Le 16 avril 2008 à bord d’un vol Air France Paris-Brazzaville, deux Congolais crient que les liens les entravant leur font mal. Des passagers se lèvent. Quatre d’entre eux sont désignés par la police comme les fauteurs de trouble, dont André Barthélemy, 72 ans, membre de la Commission nationale consultative des droits de l’homme (CNCDH). Ils sont débarqués et placés en garde à vue. André Barthélemy est poursuivi pour « provocation directe à la rébellion » et « entrave volontaire à la navigation ou la circulation d’un aéronef ». Selon la police, il aurait crié « c’est inadmissible, une honte »,« vous ne respectez pas les droits de l’homme », puis incité les passagers à la révolte. André Barthélemy revendique un « réflexe d’indignation » et de « solidarité active » de la part de « quelqu’un qui voit des gens souffrir ». Les reconduites, dont il n’a pas contesté la « légitimité », doivent être menées « avec humanité et dans le respect des droits fondamentaux ». La peine encourue par André Barthélemy est de cinq ans de prison et 18 000 euros d’amende. Trois mois avec sursis ont été requis contre lui. Jugement le 19 mars.

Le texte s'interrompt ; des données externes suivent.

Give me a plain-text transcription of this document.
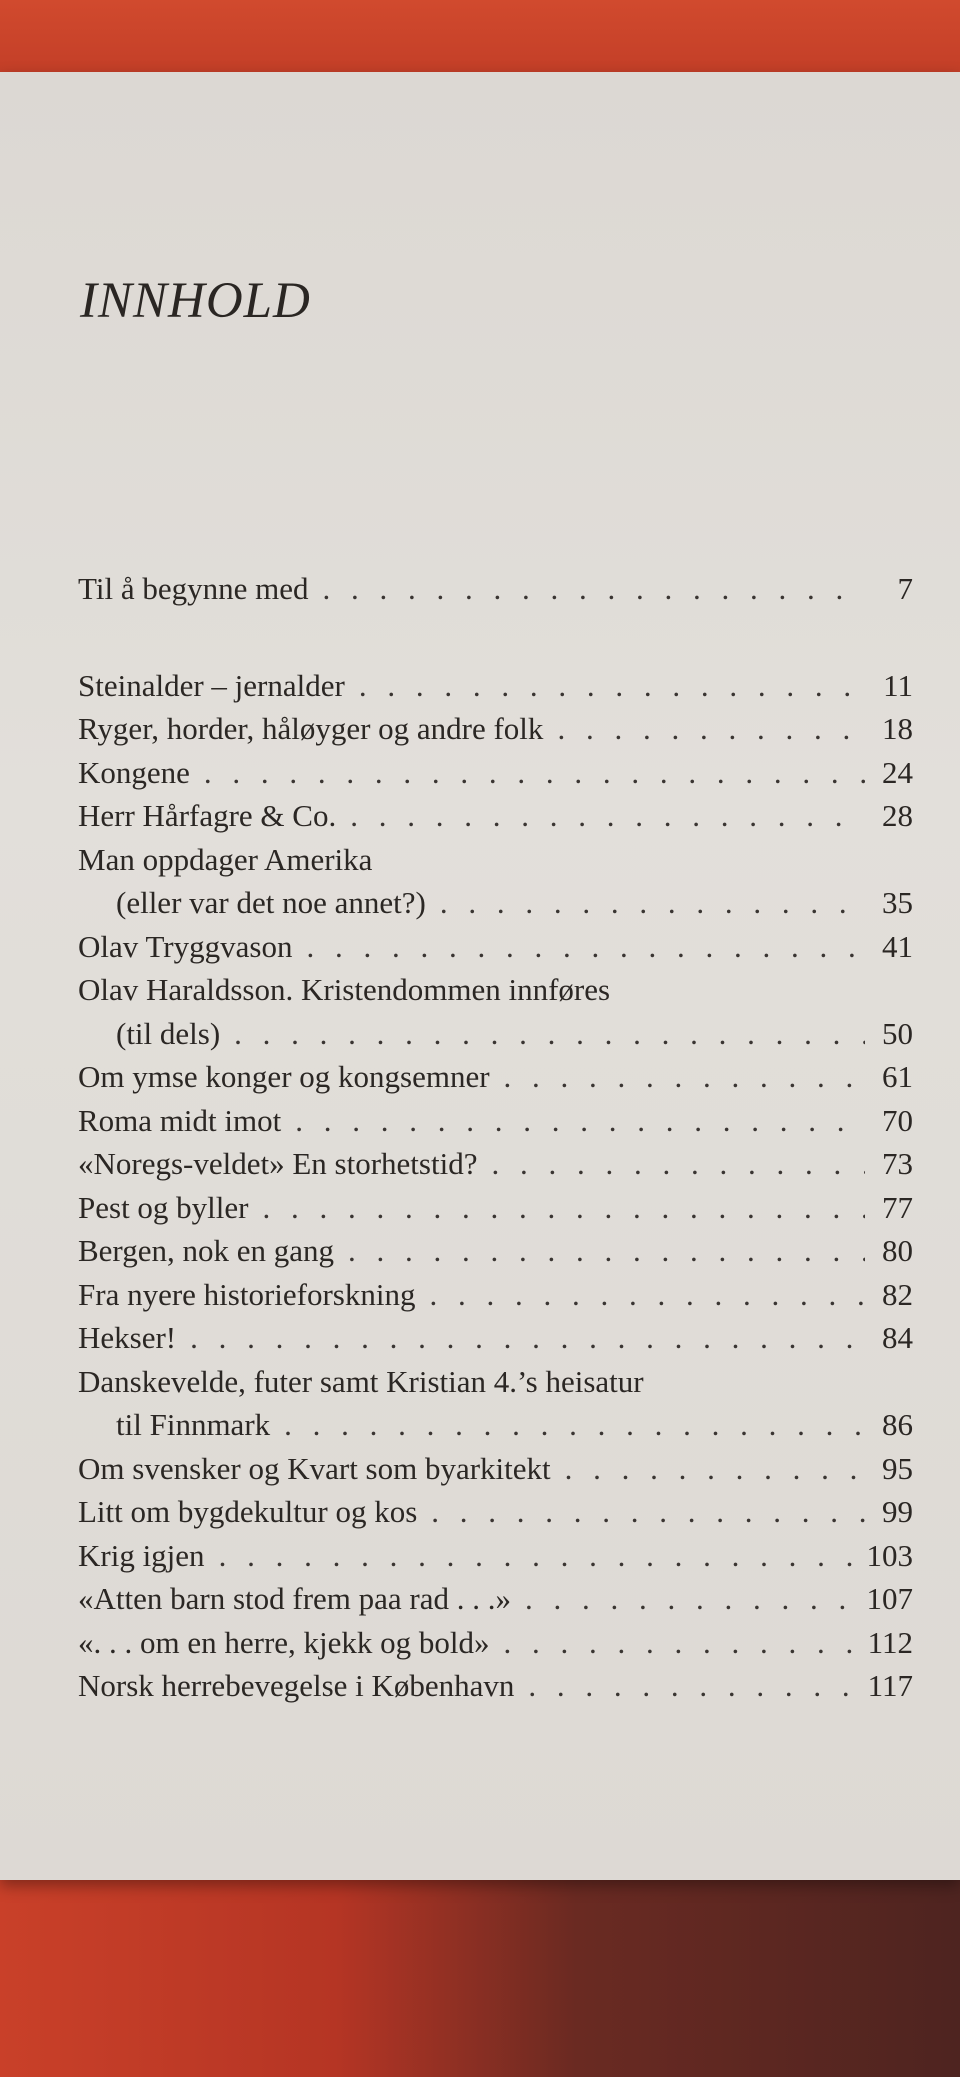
INNHOLD
Til å begynne med . . .	7
Steinalder – jernalder . . .	11
Ryger, horder, håløyger og andre folk . . .	18
Kongene . . .	24
Herr Hårfagre & Co. . . .	28
Man oppdager Amerika
(eller var det noe annet?) . . .	35
Olav Tryggvason . . .	41
Olav Haraldsson. Kristendommen innføres
(til dels) . . .	50
Om ymse konger og kongsemner . . .	61
Roma midt imot . . .	70
«Noregs-veldet» En storhetstid? . . .	73
Pest og byller . . .	77
Bergen, nok en gang . . .	80
Fra nyere historieforskning . . .	82
Hekser! . . .	84
Danskevelde, futer samt Kristian 4.’s heisatur
til Finnmark . . .	86
Om svensker og Kvart som byarkitekt . . .	95
Litt om bygdekultur og kos . . .	99
Krig igjen . . .	103
«Atten barn stod frem paa rad . . .» . . .	107
«. . . om en herre, kjekk og bold» . . .	112
Norsk herrebevegelse i København . . .	117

Le 18 février 2009, à 7 h 45 du matin, la police frappe à la porte de Monique Pouille, 59 ans, bénévole aux Restos du cœur et à l’association Terre d’errance. Depuis deux ans et demi, cette femme organise les dons de nourriture et d’habits pour les migrants qui errent autour de Calais dans l’espoir de passer en Angleterre. Elle recharge aussi leurs portables. Les policiers « m’ont dit "on vient vous chercher pour vous mettre en garde à vue, pour flagrant délit d’aide aux personnes en situation irrégulière", raconte-t-elle. Je pense qu’ils croyaient trouver des réfugiés chez moi ». Les forces de l’ordre emportent trois portables en charge sur la table du salon. A Coquelles (Pas-de-Calais), Monique Pouille est placée en garde à vue. « Ils ont dit que j’avais eu de la chance de ne pas être menottée. » Ils posent des questions à chaque migrant. Comment s’appelle-t-il ? Depuis combien de temps est-il là ? « Ils m’ont dit que je pouvais continuer à recharger les portables, mais pas ceux des passeurs, ceux qui sont bien habillés et qui sont là depuis longtemps. Moi je ne m’occupe pas de ça. J’aide les gens sans poser de questions. » Vers 17 heures, Monique Pouille est libre. Sans charges, ni mise en examen pour l’instant. A la police aux frontières, on indique que la garde à vue a eu lieu dans le cadre d’une commission rogatoire « pour aide au séjour irrégulier en bande organisée ». Peine encourue : jusqu’à dix ans de prison.
Le 19 novembre 2007, deux travailleuses sociales salariées de France Terre d’Asile (FTDA) sont interpellées à leur domicile et maintenues en garde à vue pendant plus de douze heures pour l’une, vingt-quatre heures pour l’autre. Selon le procureur de la République de Boulogne-sur-Mer, cette intervention a pour but de vérifier si ces femmes se sont rendues complices « d’aide au séjour irrégulier ». La justice reproche aux deux travailleuses sociales d’avoir donné leur numéro de portable privé à des jeunes Afghans et de leur avoir remis une carte à l’en-tête de FDTA attestant qu’ils font l’objet d’un suivi social par cette association. Le procureur conclura à une « générosité mal placée ».